# Detailed Story Partners Sought



## Zenkiki (Oct 16, 2020)

So its been a while since I've sought after someone because things have been going fine so far. Currently I am looking for people who want to make a long descriptive story with. I'm looking for anything from 4 sentences+ of quality over quantity. A person who can write just enough detail for the scene and only write 4 sentences is going to be a thousand times better than someone that writes 4 paragraphs every post with mostly filler. If you don't write much I don't care, as long as it sets the scene and develops things.
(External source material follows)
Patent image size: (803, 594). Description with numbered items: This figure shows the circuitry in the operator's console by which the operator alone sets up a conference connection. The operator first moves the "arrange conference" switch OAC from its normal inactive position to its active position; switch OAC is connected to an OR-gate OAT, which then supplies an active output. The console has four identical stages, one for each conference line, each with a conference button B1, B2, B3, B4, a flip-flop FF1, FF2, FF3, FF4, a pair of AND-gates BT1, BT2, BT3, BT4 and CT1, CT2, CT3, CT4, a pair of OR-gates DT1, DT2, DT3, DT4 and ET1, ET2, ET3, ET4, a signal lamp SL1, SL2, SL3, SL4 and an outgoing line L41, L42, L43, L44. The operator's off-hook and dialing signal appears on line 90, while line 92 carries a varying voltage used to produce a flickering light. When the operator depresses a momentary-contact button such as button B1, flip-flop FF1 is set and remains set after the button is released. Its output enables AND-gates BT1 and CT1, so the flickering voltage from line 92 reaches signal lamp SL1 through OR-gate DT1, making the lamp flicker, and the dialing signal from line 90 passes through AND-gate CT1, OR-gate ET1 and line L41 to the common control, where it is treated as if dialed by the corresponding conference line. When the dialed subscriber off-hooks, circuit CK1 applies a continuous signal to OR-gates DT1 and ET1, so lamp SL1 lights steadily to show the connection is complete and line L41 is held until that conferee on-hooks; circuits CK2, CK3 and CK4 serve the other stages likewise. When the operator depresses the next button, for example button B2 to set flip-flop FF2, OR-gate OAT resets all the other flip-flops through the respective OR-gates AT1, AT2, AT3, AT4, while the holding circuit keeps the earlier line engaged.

I can do any length but usually sit around 1200 characters for an open scene, 600 for a closed scene.

Themes:
I am mostly interested in
 fantasy, dark fantasy with magic, were creatures, or high fantasy where we are going to be doing more kingdom vs kingdom. 
Sci fi, usual space adventure, preferably post extra-cluster colonization, lots of ideas, harder for just one person to lead, I have had a few burn outs here having to lead everything. 
Modern, or any era based story, multiple ideas here, but can be a little cramped for creativity, as it is established for the most part. 
Other; if you have an idea let me know and I'll think of something for it. 
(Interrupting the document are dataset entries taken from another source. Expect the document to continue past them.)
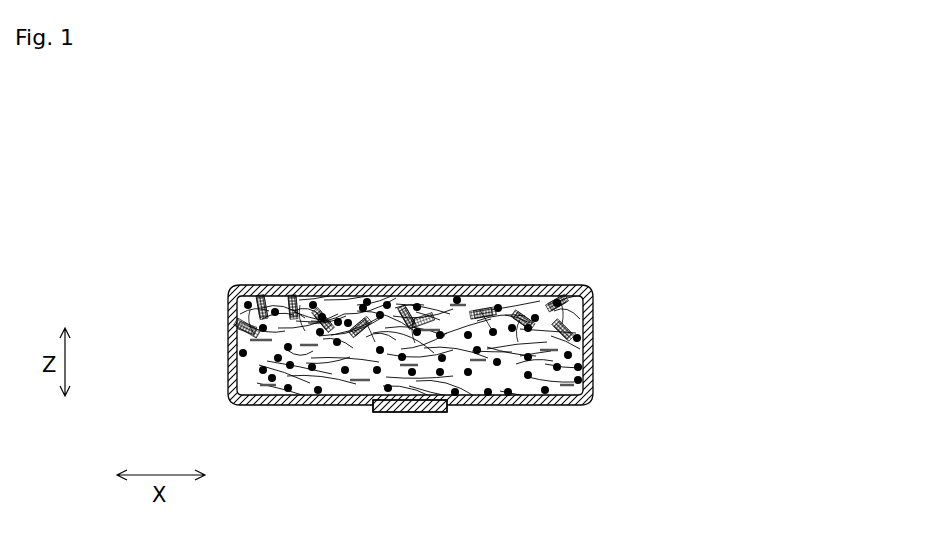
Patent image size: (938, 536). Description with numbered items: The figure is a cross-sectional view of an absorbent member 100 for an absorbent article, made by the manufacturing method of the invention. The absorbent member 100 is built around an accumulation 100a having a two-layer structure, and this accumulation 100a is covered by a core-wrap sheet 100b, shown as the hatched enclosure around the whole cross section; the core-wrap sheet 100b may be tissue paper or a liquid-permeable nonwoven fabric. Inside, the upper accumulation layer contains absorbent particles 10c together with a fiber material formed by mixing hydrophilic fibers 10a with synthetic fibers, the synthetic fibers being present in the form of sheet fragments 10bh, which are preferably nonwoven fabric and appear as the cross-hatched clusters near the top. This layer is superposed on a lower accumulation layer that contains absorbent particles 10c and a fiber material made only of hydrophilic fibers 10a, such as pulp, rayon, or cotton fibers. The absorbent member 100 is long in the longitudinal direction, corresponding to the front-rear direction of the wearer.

The absorbent member 100 is at (616, 197).
The core-wrap sheet 100b is at (230, 343).
The accumulation 100a is at (340, 383).
The hydrophilic fibers 10a is at (537, 298).
The absorbent particles 10c is at (465, 301).
The sheet fragments 10bh is at (340, 298).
It will be SFW unless themes come up naturally, which we can gloss over or do it if we feel like it helps the story. Discord will be the best place as I am more active there once we make sure we click and have an idea, but I can rp here, just might get lost in my inbox as I tend to forget it if I open it and don't respond. 

Send me a message if you are interested and please come with atleast an idea of which idea you want to explore of mine or even yours. 
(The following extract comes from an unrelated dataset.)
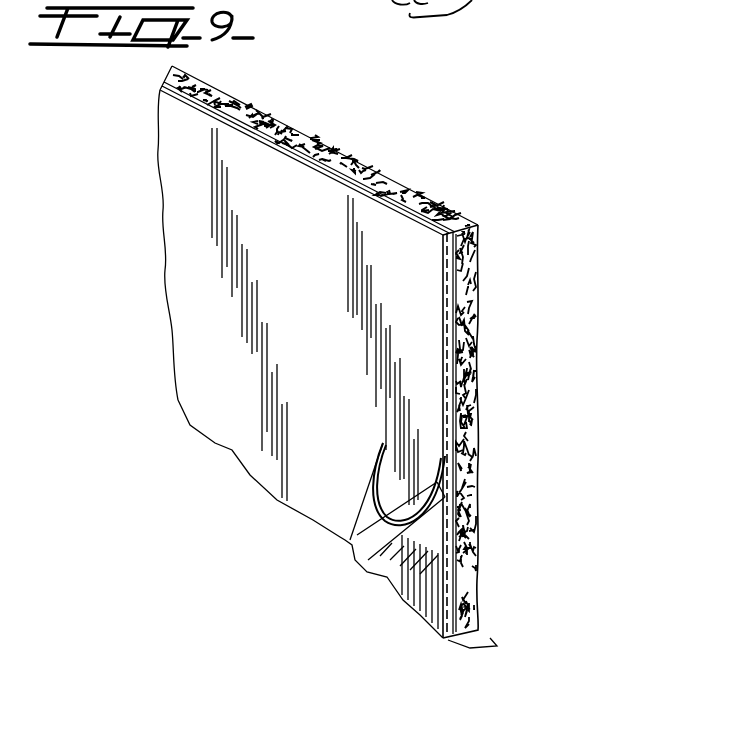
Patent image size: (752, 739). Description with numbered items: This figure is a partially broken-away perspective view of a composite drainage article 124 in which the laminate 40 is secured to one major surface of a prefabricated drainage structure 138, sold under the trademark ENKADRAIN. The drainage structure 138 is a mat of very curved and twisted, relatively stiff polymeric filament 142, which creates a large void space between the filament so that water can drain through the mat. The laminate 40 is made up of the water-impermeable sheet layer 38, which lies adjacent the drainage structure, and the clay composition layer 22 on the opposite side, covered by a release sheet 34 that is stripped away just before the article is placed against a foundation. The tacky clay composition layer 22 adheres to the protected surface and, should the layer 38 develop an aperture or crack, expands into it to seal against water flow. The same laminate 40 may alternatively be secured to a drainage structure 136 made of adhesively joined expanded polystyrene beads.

*If you are a first timer this would also be a good chance to join in as I can help you and give you writing advice, as I have worked on mine for a few years.*


----------



## Universe (Oct 16, 2020)

I’m in with sci fi


----------



## Zenkiki (Oct 16, 2020)

Sorry no. You are not a good fit. I've seen your style.


----------



## Universe (Oct 16, 2020)

Aw


----------



## Monosuki the Aurian (Oct 16, 2020)

You mainly use Discord you say? I may not have this...but I could try my cards at these notes here, if that can suffice with you?


----------



## Toby_Morpheus (Oct 16, 2020)

Sci-fi sounds interesting.
I generally throw in on cyberpunk settings but I can try space opera.
I've watched enough Star Trek and space horror that I might be able to add something good.
Put me down as an auxiliary if you don't find anyone who sounds more confident.


----------



## Cromwell (Oct 16, 2020)

I'd be interested in trying out an rp with you. Should we discuss more in notes?


----------



## Raever (Oct 17, 2020)

I have a cyberpunk setting that might be to your liking. Small details are still in development, but you can read the WIP here (https://www.furaffinity.net/view/37722907/).

If you'd rather a more simple setting we can work with the dnd universe or something more vague, open, and/or adventurous. My only criteria is that it's mostly SFW save for necessary development/setting based scenes.

This is assuming you'd like to spend time writing with my character (https://www.furaffinity.net/view/38148600/).

I don't currently have discord. Not enough active friends/groups on it to keep the account so I wound up deleting it. I do have Telegram though, which in my opinion is better due to the amount of control and flair you can give messages (plus stickers are fun). 

But I digress.

Notes or Telegram works fine for me.


----------



## Anon_the_human (Oct 18, 2020)

I am interested as I love Fantasy, Sci Fi, Modern, or even Modern Fantasy!


----------